Esta ocupaba un lugar fundamental no solo como elemento político y cultural sino también económico que tenía la finalidad de «ver al hombre liberado de su enajenación» (262). Mediante ella, el ser humano podría reconquistar su «naturaleza», pues así se llegaba al «trabajo liberado y la expresión de su propia condición humana a través de la cultura y el arte» (263). El trabajo liberado y el arte no solo eran el resultado de esa conciencia, también significaban elementos potenciadores de ella y, por lo tanto, de la posible desenajenación.
El artista y el intelectual revolucionarios eran los que se alejaban de la «simplificación» o, en otras palabras, de aquello que «entiende todo el mundo, que es lo que entienden los funcionarios» (266). Por esa razón, formuló que «la culpabilidad de muchos de nuestros intelectuales y artistas reside en su pecado original; no son auténticamente revolucionarios» (267). El enunciado ha sido interpretado de diversas maneras, pero no puede leerse sin contemplar la aseveración de que los revolucionarios necesitaban de «audacia intelectual» para enfrentar las complicaciones del proceso. Es decir, lo «auténticamente revolucionario» no estribaba en la adscripción a la Revolución, o incluso en haber participado en la lucha armada, sino en la invención de mecanismos que posibilitaran un mayor desarrollo de la conciencia socialista, en la «audacia intelectual», capaz de alejarse de la docilidad al «pensamiento oficial» (268).
En otros términos: de edificar una teoría desde la escuela del hacer que, además, se afincara en los «grandes sentimientos de amor» que guiaban al revolucionario auténtico. Audacia intelectual y sensibilidad se convertían así en los pilares de una conciencia revolucionaria que podía superar esa fase de transición y crear al hombre nuevo.
Finalmente se debe señalar que la imagen del hombre nuevo, cuya «arcilla fundamental» era la juventud, apareció como la síntesis y la coronación del grito de guerra y victoria que tuvo una chispa de humor cuando el Che se despidió de Quijano: «Reciba nuestro saludo ritual como un apretón de manos o un “Ave María purísima”». La trayectoria intelectual de Guevara ofrece la oportunidad de pensar la idea de Revolución como un proceso en constante edificación a partir de la conciencia de la posibilidad de cambio, de las relaciones humanas, de sensaciones.
Es decir, el Che pensó y ayudó a construir un proyecto revolucionario que, en términos de Raymond Williams (1977), representa una estructura de sentimiento que potencia y cultiva lo mejor del ser humano.

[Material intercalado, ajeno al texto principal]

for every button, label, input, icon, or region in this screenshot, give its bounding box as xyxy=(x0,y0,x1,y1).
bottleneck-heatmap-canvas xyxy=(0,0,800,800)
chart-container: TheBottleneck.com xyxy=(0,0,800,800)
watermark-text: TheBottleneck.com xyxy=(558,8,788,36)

Como ha señalado Néstor Kohan (2013), Guevara demostró que para hacer la Revolución no bastan simplemente las ideas y los argumentos teóricos: También juegan los afectos, las sensaciones, la imaginación, la confianza en los compañeros y compañeras, los compromisos y valores vividos en carne y hueso y la estructura de sentimientos construida hasta en el rincón más íntimo de cada subjetividad por la hegemonía de la revolución (25).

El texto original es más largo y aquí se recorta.